I. La libertad y el sádico Sádico (El Marqués de Sade)
El sádico puro, tal como lo conceptualiza el Marqués de Sade en obras como Justine o Las 120 jornadas de Sodoma, no busca simplemente infligir dolor: busca la negación absoluta de la Ley, ya sea moral, divina o natural.
Sade plantea que, al carecer el mundo de una moral intrínseca, el hombre tiene por derecho una libertad absoluta.
En sus textos, el placer —especialmente el sexual— se convierte en una filosofía de vida. Sus libertinos no son simples antagonistas; son filósofos del crimen que racionalizan hasta el más íntimo de sus actos.
El sádico persigue la soberanía total de su deseo, lo que implica que la víctima debe ser un objeto pasivo e incondicional, una mera extensión de su capricho.
Para que el sádico alcance esta cumbre de goce, cualquier límite autoimpuesto o pactado es inconcebible, pues un límite es una forma de ley.
La anarquía del deseo sádico es incompatible con cualquier marco de reglas que el masoquista intente establecer.
II. El contrato y la ley del masoquista (Sacher-Masoch)

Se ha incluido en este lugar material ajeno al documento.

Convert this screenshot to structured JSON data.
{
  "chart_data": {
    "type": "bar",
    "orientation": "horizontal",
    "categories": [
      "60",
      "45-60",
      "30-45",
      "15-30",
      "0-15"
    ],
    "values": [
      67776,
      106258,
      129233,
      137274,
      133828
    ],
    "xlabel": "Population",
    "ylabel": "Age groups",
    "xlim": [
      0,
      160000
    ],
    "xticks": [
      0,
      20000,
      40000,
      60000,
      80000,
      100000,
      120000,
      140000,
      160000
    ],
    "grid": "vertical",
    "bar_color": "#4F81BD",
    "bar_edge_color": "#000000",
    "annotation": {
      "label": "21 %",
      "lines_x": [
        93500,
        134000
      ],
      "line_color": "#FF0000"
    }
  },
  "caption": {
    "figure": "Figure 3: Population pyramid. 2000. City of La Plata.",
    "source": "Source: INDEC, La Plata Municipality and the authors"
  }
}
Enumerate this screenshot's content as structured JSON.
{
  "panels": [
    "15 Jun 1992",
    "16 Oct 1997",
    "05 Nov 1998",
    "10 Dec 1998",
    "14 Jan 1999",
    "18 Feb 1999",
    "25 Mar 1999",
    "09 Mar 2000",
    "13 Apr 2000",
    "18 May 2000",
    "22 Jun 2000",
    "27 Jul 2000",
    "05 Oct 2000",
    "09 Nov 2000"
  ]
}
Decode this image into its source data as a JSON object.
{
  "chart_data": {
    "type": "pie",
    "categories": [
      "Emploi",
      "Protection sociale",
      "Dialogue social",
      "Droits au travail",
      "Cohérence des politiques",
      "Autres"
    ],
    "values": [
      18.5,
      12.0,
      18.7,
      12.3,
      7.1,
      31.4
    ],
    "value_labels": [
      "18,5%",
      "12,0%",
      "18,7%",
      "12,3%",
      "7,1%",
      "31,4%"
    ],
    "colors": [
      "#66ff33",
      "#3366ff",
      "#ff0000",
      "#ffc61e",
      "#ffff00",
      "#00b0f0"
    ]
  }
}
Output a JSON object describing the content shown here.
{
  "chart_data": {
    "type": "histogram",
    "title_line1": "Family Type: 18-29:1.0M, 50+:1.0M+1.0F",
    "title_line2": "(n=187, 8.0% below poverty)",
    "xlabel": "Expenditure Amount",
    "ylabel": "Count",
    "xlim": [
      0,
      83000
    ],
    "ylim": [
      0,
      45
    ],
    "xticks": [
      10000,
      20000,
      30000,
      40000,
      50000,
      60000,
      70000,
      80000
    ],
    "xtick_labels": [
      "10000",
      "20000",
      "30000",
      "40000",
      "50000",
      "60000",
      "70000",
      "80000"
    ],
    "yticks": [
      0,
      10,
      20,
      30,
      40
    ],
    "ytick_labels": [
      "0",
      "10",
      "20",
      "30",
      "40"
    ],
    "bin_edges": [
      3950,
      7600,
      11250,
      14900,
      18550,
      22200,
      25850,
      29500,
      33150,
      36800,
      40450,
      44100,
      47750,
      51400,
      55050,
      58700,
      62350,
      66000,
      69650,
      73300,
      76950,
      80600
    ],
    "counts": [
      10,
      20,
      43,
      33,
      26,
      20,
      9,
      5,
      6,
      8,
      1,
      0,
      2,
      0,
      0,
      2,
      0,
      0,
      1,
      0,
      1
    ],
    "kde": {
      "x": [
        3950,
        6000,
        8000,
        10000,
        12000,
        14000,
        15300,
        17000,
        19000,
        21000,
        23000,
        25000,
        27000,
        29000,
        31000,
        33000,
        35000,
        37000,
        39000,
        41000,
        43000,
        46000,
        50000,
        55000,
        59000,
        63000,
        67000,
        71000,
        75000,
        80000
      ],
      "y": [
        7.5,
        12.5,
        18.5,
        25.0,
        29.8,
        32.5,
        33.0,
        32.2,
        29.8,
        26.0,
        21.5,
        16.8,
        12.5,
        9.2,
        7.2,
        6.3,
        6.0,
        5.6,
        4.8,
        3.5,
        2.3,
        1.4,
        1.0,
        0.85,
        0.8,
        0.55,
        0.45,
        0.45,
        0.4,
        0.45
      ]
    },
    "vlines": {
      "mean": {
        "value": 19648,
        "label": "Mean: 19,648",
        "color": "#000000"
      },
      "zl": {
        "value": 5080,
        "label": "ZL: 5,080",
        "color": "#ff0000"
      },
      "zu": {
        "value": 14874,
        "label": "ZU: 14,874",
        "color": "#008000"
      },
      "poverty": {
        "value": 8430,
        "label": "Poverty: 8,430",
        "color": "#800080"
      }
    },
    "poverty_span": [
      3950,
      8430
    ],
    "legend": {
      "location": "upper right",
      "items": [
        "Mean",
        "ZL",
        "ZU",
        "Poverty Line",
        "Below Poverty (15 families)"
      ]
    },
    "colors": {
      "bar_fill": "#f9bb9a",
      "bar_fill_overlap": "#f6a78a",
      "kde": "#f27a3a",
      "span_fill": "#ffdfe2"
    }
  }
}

La esencia del masoquismo en la obra de Leopold von Sacher-Masoch, resaltando La Venus de las pieles, reside en el contrato, la anticipación y la regulación.
El masoquista no desea la crueldad aleatoria o ilimitada; desea un capricho muy específico.
El contrato entre Severin y Wanda en la novela es el corazón de este concepto. Severin, el masoquista, cede su libertad a Wanda (la dominadora, o "Venus"), pero esta cesión está meticulosamente detallada en un documento.
Él decide su límite, el alcance de su humillación y el contexto. Al ser el arquitecto de su propio sometimiento, el masoquista ejerce un control supremo sobre la situación.
Su placer surge no de la ausencia de límites, sino de una estricta regulación de los límites pactados.
Si el sádico real rompiera el contrato por capricho, el goce masoquista desaparecería, pues se destruiría el marco teatral y legal que da sentido a su placer.
III. La incompatibilidad
La disonancia no es de carácter superficial, sino de simple naturaleza.
El sádico demanda una libertad absoluta para que su placer sea libre de toda moral y ley.
El masoquista exige una arquitectura meticulosa —el contrato, el marco de reglas— para que el placer sea de su agrado.
Por ello, la relación que se establece en la práctica —aquello que llamamos sadomasoquismo— es la unión de un masoquista con un actor disfrazado de sádico, que acepta la ley del masoquista bajo un guion previamente autorizado.
El verdadero sádico, al querer trascender la moral, destruiría el contrato masoquista, resultando en un conflicto que anularía el placer de ambos.